I'm rushing to type this because I had a sudden urge to open my blog and type out what I'm feeling. I miss the boyfriend, of course but I'm not gonna talk about him here.

I'm just going to jump right in to what my intention was to be here. Anyway, I just wish I could turn back time to where I was in primary and secondary school. I had reminiscence about the past today and it's both happy and quite disgraceful. The one that made me so furious was the time when i was in primary school. Got bullied terribly by my own neighbor whom was in the same batch as i was and was embarrassed by her in the school whenever she got the opportunity. We were both in the same CCA and most of the times she took advantage of the fact that I'm her neighbor, she could spread rumors about my family to her whole clique. To be honest, I was furious and embarrassed at the same time. I could not do anything as i did not have much friends in primary school. Apart form her, I was also terribly bullied by another neighbor who lives a block away from me. She was the prettiest girl in school, and you know where I'm going with this. I literally experienced what everybody have heard or seen before in the teenage drama movies. The things that they did to me back then was unbearable and i can never forget what they did to me.
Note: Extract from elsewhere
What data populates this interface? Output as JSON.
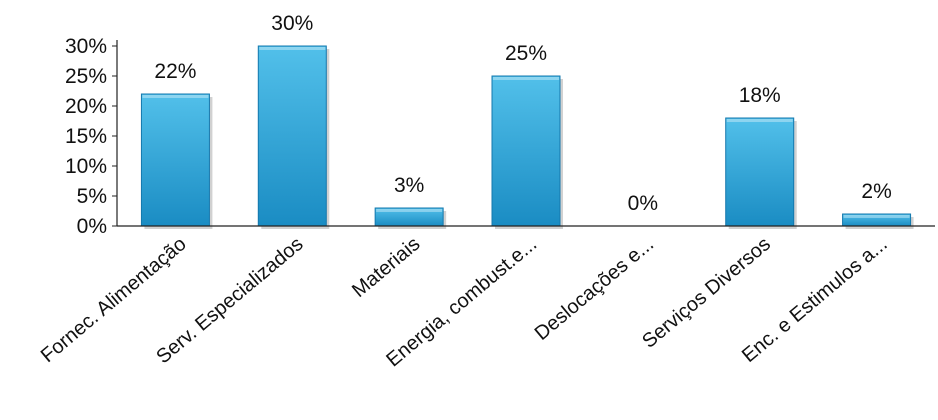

Oftentimes, my family put aside their fuse and helped them when their family was in need, I mean both of their families! But I keep wondering how could they ever do such things to me in school? I was betrayed, fooled, and embarrassed publicly numerous times. Sigh..such terrible memories. If i was given a choice to return back to time, i would definitely stand up for myself despite not having the looks or the brains.

Talking about returning back to time, the only time i wish i could have was when i was in secondary school. secondary school days were AWESOME! It changed my whole life and everyone was nice to me. Definitely, i was still bullied by a group of clique which i wrongly chose. I literally got stuck and betrayed entirely. I really wonder why i got bullied so easily. Apart from that, everything was good despite the childish relationships that i had. Great memory with my band members, my classmates especially when graduation was nearing and my close friends that i had that create such memorable times with me.
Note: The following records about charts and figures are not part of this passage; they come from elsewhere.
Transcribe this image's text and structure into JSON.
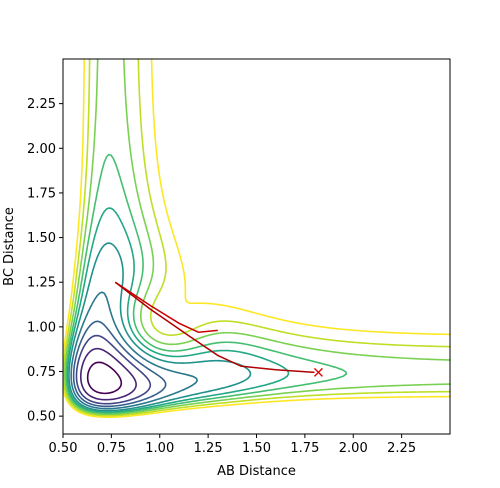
{
  "chart_data": {
    "type": "contour",
    "title": "",
    "xlabel": "AB Distance",
    "ylabel": "BC Distance",
    "xlim": [
      0.5,
      2.5
    ],
    "ylim": [
      0.4,
      2.5
    ],
    "xticks": [
      "0.50",
      "0.75",
      "1.00",
      "1.25",
      "1.50",
      "1.75",
      "2.00",
      "2.25"
    ],
    "yticks": [
      "0.50",
      "0.75",
      "1.00",
      "1.25",
      "1.50",
      "1.75",
      "2.00",
      "2.25"
    ],
    "grid": false,
    "legend": "none",
    "contour_levels": [
      {
        "level": 1,
        "color": "#440154"
      },
      {
        "level": 2,
        "color": "#482475"
      },
      {
        "level": 3,
        "color": "#414487"
      },
      {
        "level": 4,
        "color": "#355f8d"
      },
      {
        "level": 5,
        "color": "#2a788e"
      },
      {
        "level": 6,
        "color": "#21918c"
      },
      {
        "level": 7,
        "color": "#22a884"
      },
      {
        "level": 8,
        "color": "#44bf70"
      },
      {
        "level": 9,
        "color": "#7ad151"
      },
      {
        "level": 10,
        "color": "#bddf26"
      },
      {
        "level": 11,
        "color": "#fde725"
      }
    ],
    "trajectory": {
      "color": "#cc0000",
      "points": [
        {
          "x": 0.77,
          "y": 1.25
        },
        {
          "x": 0.95,
          "y": 1.12
        },
        {
          "x": 1.1,
          "y": 1.02
        },
        {
          "x": 1.2,
          "y": 0.97
        },
        {
          "x": 1.3,
          "y": 0.98
        }
      ]
    },
    "trajectory_2": {
      "color": "#b00000",
      "points": [
        {
          "x": 0.77,
          "y": 1.25
        },
        {
          "x": 0.95,
          "y": 1.1
        },
        {
          "x": 1.15,
          "y": 0.95
        },
        {
          "x": 1.3,
          "y": 0.84
        },
        {
          "x": 1.42,
          "y": 0.78
        },
        {
          "x": 1.6,
          "y": 0.76
        },
        {
          "x": 1.8,
          "y": 0.745
        }
      ]
    },
    "end_marker": {
      "x": 1.82,
      "y": 0.745,
      "symbol": "x",
      "color": "#e00000"
    }
  }
}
For now, time has actually got me and i have to say it made me a different person. Maybe because of the boyfriend that i'm with or maybe because of the clique that i have now. All i want to say now is that i'm truly grateful for what i have right now. Although there are still mishaps in my life, and currently things aren't going as good in my family, I wish that i could tell all the people that i love, that i truly love them and appreciate the littlest things they had done for me. Supporting me through the graduations that i had from secondary school, making it through poly despite not wanting the course that i truly want, graduating from poly and having my love one watching me receiving the certificate on the stage, and now sitting for examination in university.

Things are so much harder now. There's not much time on hand and i keep falling every now and then. Hence, the reason and my purpose for this blog is to remind myself to see the changes i've made. To see what the people around me are, right now, to appreciate every single one of them because they aren't like those bullies.

Be strong, Casebella and insyaallah, you'll make it through thick and thin.